The four countries that are part of the $10-billion Turkmenistan-Afghanistan-Pakistan-India (Tapi) gas pipeline project have inked an initial investment agreement in an apparent move to clear the way for updating the feasibility study and finalising the pipeline route in war-torn Afghanistan.
The accord was signed by representatives of the four states and the Tapi Pipeline Project Company in Turkey’s capital Istanbul last month.
Read more: Gwadar real estate gets boost through TAPI pipeline
This step will finalise the pipeline route in Afghanistan and make way for updating the feasibility study.
The company was registered in November 2014. Afghanistan, Pakistan and India would have 5 percent shareholding each and the remaining 85 percent stake would be held by Turkmenistan.
An initial investment of around $200 million is required that is based on the 5 percent shareholding of each of the three gas-importing countries.
Interstate Gas Systems Managing Director Mobin Saulat told local media that the investment agreement has been initiated.

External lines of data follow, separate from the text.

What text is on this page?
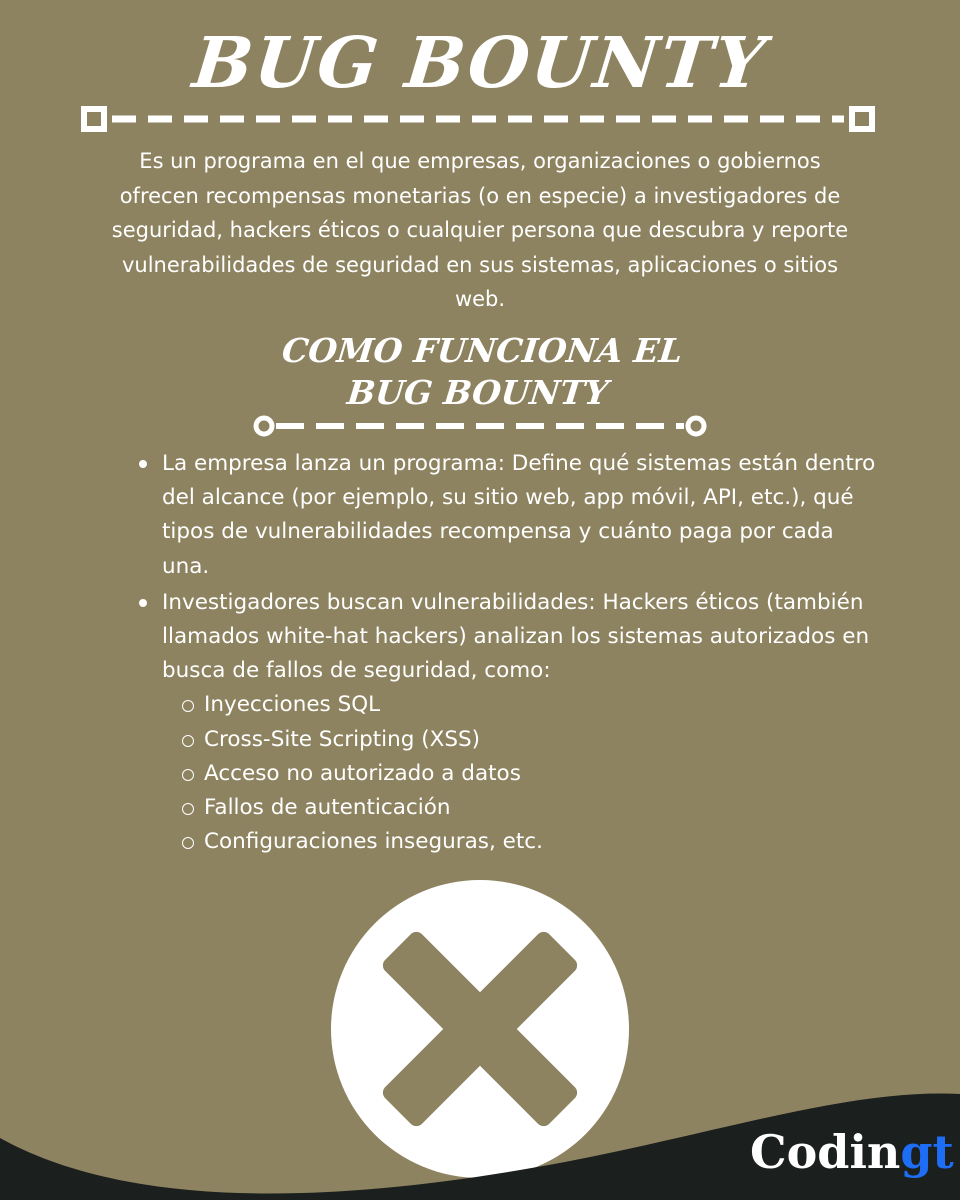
BUG BOUNTY

Es un programa en el que empresas, organizaciones o gobiernos ofrecen recompensas monetarias (o en especie) a investigadores de seguridad, hackers éticos o cualquier persona que descubra y reporte vulnerabilidades de seguridad en sus sistemas, aplicaciones o sitios web.

COMO FUNCIONA EL
BUG BOUNTY
La empresa lanza un programa: Define qué sistemas están dentro del alcance (por ejemplo, su sitio web, app móvil, API, etc.), qué tipos de vulnerabilidades recompensa y cuánto paga por cada una.
Investigadores buscan vulnerabilidades: Hackers éticos (también llamados white-hat hackers) analizan los sistemas autorizados en busca de fallos de seguridad, como:
Inyecciones SQL
Cross-Site Scripting (XSS)
Acceso no autorizado a datos
Fallos de autenticación
Configuraciones inseguras, etc.
Codingt
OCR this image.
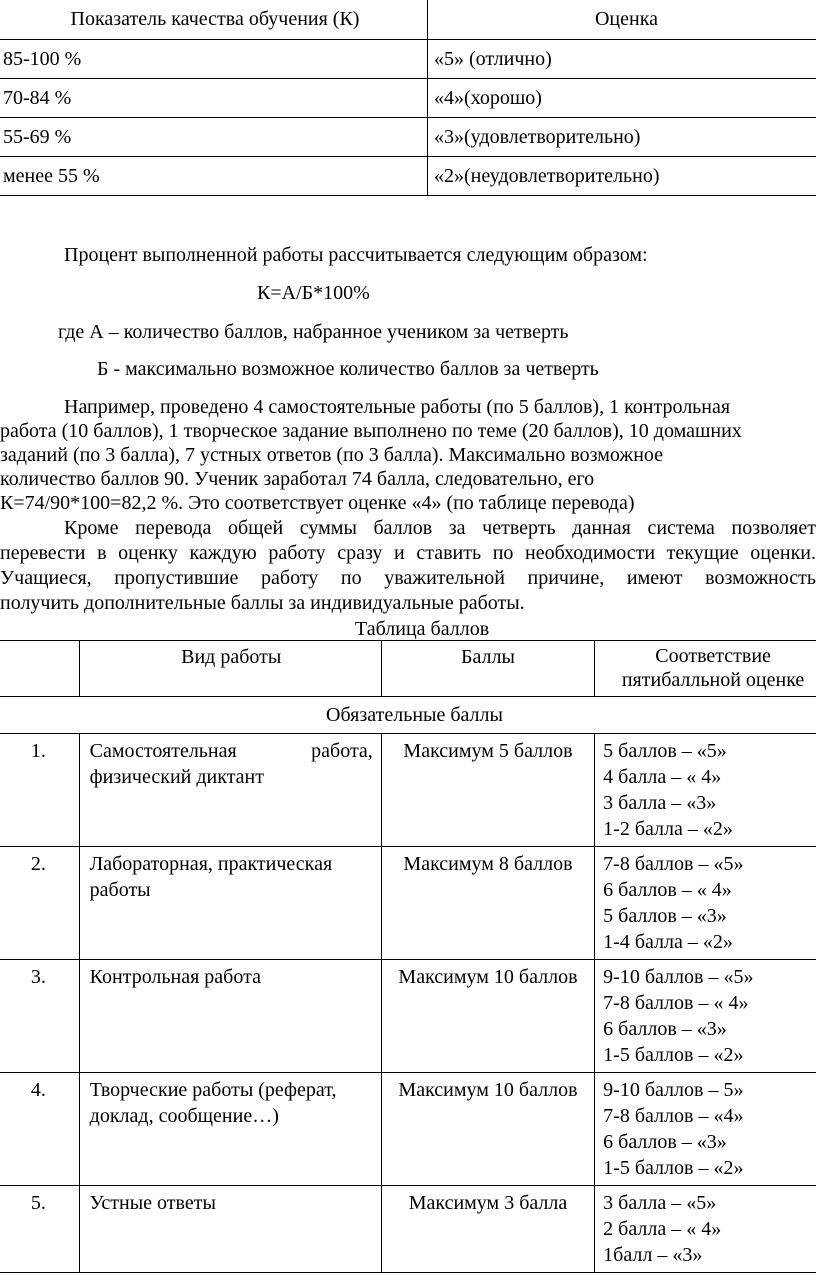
Показатель качества обучения (К)	Оценка
85-100 %	«5» (отлично)
70-84 %	«4»(хорошо)
55-69 %	«3»(удовлетворительно)
менее 55 %	«2»(неудовлетворительно)
Процент выполненной работы рассчитывается следующим образом:
К=А/Б*100%
где А – количество баллов, набранное учеником за четверть
Б - максимально возможное количество баллов за четверть
Например, проведено 4 самостоятельные работы (по 5 баллов), 1 контрольная
работа (10 баллов), 1 творческое задание выполнено по теме (20 баллов), 10 домашних
заданий (по 3 балла), 7 устных ответов (по 3 балла). Максимально возможное
количество баллов 90. Ученик заработал 74 балла, следовательно, его
К=74/90*100=82,2 %. Это соответствует оценке «4» (по таблице перевода)
Кроме перевода общей суммы баллов за четверть данная система позволяет
перевести в оценку каждую работу сразу и ставить по необходимости текущие оценки.
Учащиеся, пропустившие работу по уважительной причине, имеют возможность
получить дополнительные баллы за индивидуальные работы.
Таблица баллов
	Вид работы	Баллы	Соответствие пятибалльной оценке
Обязательные баллы			
1.	Самостоятельная работа, физический диктант	Максимум 5 баллов	5 баллов – «5»
4 балла – « 4»
3 балла – «3»
1-2 балла – «2»

2.	Лабораторная, практическая работы	Максимум 8 баллов	7-8 баллов – «5»
6 баллов – « 4»
5 баллов – «3»
1-4 балла – «2»

3.	Контрольная работа	Максимум 10 баллов	9-10 баллов – «5»
7-8 баллов – « 4»
6 баллов – «3»
1-5 баллов – «2»

4.	Творческие работы (реферат, доклад, сообщение…)	Максимум 10 баллов	9-10 баллов – 5»
7-8 баллов – «4»
6 баллов – «3»
1-5 баллов – «2»

5.	Устные ответы	Максимум 3 балла	3 балла – «5»
2 балла – « 4»
1балл – «3»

Members of the Tapi pipeline have planned to solve the energy deficit in South Asia and promoted peace pipeline. It intended to instigate regional cooperation among Afghanistan, Pakistan and India by connecting South Asia to Central Asia.
“We are currently working on three pipelines including a liquefied natural gas (LNG) pipeline from Gwadar, Tapi and the North-South LNG pipeline,” Saulat said, adding the Tapi project was expected to be completed by the end of 2019.